Our society is way too tolerant of that kind of behavior. It's similar to how there are still occasional people wearing masks, even outdoors. It needs to become socially acceptable to tell people they're being paranoid and weird, in the same way they feel it's acceptable to tell others they're not paranoid enough.

paperwasp42|3 years ago

Masks are a bit trickier, since some people are severely immunocompromised or have loved ones who are immunocompromised. If you are undergoing chemo, or your parent is on hospice care, it actually makes sense to keep wearing a mask everywhere, and doctors are encouraging this (not just to defend against COVID germs, but all germs).

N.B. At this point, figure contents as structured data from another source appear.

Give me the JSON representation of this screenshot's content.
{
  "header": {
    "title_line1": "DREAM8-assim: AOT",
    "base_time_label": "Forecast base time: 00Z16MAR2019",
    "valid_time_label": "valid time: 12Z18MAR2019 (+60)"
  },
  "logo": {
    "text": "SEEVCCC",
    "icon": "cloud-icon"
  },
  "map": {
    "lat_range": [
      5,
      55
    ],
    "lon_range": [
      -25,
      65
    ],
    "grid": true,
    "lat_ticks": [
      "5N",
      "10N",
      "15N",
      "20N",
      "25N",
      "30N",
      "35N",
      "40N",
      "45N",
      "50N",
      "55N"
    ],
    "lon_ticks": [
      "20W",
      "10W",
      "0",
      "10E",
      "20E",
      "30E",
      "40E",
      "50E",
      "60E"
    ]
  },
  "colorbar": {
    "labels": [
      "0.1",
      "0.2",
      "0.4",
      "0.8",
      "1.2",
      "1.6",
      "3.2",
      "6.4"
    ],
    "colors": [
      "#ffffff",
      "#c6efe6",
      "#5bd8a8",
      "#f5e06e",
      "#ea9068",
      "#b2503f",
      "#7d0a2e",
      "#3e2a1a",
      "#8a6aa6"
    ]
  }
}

But as for outside masks, I agree, it's just straight up unscientific. Especially when people are wearing flimsy cloth masks that do little to ward off COVID germs in the first place! Although I know some people keep them on outside if they're walking between buildings, just because it's easier than taking it on/off constantly.

So anyway, masks kind of fall into that category of "I ain't gonna judge if I don't know your exact situation."

But I agree, it would be nice to be able to tell my friends who are perfectly healthy with no at-risk loved ones, hey, you really don't need to keep wearing a mask outside for the rest of your life. Both because it's silly, and because it seems genuinely damaging to their mental health... I have a couple friends who still get anxious/upset when someone gets within 6 feet of them without a mask on, and it's just a needlessly stressful way to live that is taking a very, very serious toll on their mental health.